Lokasi jatuhnya pesawat Pakistan, di Karachi. (AP/Fareed Khan)

Rancah.com – Sebuah kecelakaan pesawat penumpang terjadi di Pakistan, yang membawa lebih dari 100 orang.

Dilansir dari AFP otoritas penerbangan Pakistan mengatakan, pesawat itu jatuh di kota Karachi pada Jumat (22/5/2020).

Gambar yang ditayangkan di tv nasional Pakistan menunjukkan, penerbangan Pakistan International Airlines ( PIA) jatuh di area permukiman. Asap hitam tebal mengepul dari lokasi jatuhnya pesawat.

” Pesawat itu jatuh di Karachi.
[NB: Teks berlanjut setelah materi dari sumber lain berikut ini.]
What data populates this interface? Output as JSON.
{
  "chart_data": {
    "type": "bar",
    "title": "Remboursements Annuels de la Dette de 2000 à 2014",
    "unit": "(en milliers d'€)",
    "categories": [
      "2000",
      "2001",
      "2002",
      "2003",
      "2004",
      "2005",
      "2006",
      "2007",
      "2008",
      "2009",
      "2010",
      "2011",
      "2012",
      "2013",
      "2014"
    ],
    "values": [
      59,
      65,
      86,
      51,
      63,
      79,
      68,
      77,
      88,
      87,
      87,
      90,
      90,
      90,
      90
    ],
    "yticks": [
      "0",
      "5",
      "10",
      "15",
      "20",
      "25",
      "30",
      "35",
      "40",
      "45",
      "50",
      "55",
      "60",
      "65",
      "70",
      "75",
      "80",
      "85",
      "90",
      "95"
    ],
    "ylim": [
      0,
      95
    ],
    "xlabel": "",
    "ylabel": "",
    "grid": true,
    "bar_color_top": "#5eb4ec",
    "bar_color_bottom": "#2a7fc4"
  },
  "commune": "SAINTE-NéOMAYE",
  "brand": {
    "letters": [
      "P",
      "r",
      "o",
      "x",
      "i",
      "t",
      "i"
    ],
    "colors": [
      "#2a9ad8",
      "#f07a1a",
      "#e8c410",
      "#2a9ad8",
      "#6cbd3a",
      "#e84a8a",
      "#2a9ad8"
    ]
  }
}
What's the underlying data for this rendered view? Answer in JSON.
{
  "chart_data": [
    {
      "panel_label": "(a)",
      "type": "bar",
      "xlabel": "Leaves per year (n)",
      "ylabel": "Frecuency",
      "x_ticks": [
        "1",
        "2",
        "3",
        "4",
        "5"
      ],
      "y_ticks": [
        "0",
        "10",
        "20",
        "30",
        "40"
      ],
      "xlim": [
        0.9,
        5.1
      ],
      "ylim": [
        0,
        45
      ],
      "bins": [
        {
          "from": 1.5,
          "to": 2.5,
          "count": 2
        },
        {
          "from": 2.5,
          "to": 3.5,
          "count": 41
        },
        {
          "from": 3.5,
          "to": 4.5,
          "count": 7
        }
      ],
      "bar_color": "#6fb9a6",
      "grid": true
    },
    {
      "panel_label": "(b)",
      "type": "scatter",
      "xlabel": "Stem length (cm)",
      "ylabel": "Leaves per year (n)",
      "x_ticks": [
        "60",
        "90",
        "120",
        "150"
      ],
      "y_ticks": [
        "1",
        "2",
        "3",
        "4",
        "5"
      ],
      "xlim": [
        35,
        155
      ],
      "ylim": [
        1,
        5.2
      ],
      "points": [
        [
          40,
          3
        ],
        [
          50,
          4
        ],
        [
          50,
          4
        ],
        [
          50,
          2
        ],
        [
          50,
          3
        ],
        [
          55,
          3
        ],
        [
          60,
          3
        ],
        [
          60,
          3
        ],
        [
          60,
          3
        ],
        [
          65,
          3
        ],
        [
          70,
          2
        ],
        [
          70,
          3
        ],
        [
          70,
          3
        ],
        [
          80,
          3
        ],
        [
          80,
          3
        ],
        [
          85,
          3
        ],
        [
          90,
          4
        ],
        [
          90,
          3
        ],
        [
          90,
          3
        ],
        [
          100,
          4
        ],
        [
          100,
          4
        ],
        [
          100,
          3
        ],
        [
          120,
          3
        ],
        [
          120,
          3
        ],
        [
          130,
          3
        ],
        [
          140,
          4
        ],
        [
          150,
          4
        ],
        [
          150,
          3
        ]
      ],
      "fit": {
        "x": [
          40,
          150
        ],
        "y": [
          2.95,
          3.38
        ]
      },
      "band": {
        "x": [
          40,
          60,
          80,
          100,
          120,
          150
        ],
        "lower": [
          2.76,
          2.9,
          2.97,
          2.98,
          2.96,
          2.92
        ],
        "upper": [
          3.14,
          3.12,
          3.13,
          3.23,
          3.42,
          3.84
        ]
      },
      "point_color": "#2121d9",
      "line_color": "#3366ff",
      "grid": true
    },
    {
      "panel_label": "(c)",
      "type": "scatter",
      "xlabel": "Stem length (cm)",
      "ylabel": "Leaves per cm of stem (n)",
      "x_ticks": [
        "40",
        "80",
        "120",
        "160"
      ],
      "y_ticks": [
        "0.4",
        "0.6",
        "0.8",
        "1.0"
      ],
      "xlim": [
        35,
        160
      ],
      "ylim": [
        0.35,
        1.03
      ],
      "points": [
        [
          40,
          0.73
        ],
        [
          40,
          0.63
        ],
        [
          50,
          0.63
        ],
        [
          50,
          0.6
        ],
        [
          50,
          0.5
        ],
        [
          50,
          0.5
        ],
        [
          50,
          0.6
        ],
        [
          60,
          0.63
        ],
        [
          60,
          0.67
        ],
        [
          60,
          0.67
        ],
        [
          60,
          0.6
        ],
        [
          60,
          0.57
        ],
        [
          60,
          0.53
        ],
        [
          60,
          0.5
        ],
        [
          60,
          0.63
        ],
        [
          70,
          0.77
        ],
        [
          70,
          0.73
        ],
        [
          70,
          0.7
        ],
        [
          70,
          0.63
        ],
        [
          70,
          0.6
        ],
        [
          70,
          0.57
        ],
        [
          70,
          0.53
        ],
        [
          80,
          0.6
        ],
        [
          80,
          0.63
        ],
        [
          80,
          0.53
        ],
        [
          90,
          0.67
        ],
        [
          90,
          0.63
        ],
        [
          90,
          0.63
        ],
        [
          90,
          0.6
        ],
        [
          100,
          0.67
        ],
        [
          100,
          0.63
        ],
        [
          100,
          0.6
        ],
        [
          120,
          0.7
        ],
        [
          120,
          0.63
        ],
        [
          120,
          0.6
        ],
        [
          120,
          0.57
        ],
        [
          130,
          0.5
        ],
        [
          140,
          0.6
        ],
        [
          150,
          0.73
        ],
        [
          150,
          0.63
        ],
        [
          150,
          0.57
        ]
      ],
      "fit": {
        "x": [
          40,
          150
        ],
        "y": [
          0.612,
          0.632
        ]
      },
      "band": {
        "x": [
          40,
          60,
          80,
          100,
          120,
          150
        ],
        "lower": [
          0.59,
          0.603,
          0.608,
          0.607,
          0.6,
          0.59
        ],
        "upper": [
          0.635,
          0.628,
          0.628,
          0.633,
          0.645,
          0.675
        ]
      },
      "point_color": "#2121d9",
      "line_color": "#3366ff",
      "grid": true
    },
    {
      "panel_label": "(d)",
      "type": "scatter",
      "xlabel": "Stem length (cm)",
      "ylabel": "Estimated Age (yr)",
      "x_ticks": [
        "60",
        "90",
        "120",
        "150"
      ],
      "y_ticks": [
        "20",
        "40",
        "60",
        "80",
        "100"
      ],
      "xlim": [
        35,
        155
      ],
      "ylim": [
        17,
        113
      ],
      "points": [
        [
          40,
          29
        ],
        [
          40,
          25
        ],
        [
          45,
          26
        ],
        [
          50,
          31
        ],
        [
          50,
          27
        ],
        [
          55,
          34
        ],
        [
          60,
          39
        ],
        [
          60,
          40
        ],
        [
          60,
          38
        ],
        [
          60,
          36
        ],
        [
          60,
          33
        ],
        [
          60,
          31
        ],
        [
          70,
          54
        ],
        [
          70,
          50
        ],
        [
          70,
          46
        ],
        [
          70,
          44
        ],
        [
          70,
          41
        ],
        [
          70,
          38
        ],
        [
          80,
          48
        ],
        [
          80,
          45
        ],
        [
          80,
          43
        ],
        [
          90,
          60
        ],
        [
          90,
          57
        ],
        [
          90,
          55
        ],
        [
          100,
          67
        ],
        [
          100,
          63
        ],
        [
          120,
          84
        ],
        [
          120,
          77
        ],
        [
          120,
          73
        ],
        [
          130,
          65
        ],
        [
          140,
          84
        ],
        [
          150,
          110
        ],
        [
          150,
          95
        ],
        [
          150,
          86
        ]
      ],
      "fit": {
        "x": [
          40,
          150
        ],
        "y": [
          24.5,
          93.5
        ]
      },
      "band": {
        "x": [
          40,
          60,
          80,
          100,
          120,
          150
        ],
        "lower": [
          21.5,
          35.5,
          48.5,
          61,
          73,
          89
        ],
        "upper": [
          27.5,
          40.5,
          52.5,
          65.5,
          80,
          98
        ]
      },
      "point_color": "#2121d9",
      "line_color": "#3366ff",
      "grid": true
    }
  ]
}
Kami berusaha mengonfirmasi jumlah penumpang, awalnya 99 penumpang dan 8 awak,” kata Abdul Sattar Khokhar, juru bicara otoritas penerbangan Pakistan, seraya menambahkan bahwa penerbangan itu berangkat dari Lahore.

Khokhar menambahkan, pesawat tersebut berjenis Airbus A320 dan sedang dalam perjalanan ke Karachi.

Militer Pakistan kemudian menulis tweet bahwa pasukan keamanan telah dikerahkan ke lokasi kejadian, dan helikopter digunakan untuk mensurvei kerusakan serta membantu operasi penyelamatan.

Kecelakaan ini terjadi hanya beberapa hari setelah Pakistan mengizinkan penerbangan komersial dilanjutkan lagi, setelah ditangguhkan selama lockdown virus corona.

Pakistan memiliki catatan keselamatan penerbangan militer dan sipil yang tergolong buruk, dengan seringnya terjadi kecelakaan pesawat dan helikopter selama bertahun-tahun.

Pada 2016, sebuah pesawat Pakistan International Airlines terbakar setelah salah satu dari dua mesin turbopropnya malfungsi saat terbang dari utara ke Islamabad.

Insiden ini menewaskan lebih dari 40 orang.

PIA, salah satu maskapai terkemuka di dunia hingga tahun 1970-an, sekarang reputasinya menurun karena seringnya pembatalan, keterlambatan, dan masalah keuangan.

Maskapai ini juga telah terlibat berbagai kontroversi selama bertahun-tahun, termasuk memenjarakan seorang pilot mabuk di Inggris pada 2013.

Kecelakaan ini terjadi ketika warga Pakistan bersiap merayakan akhir Ramadhan dan menyambut Idul Fitri.

Banyak penduduk Pakistan yang melakukan perjalanan kembali ke rumah mereka di kota dan desa.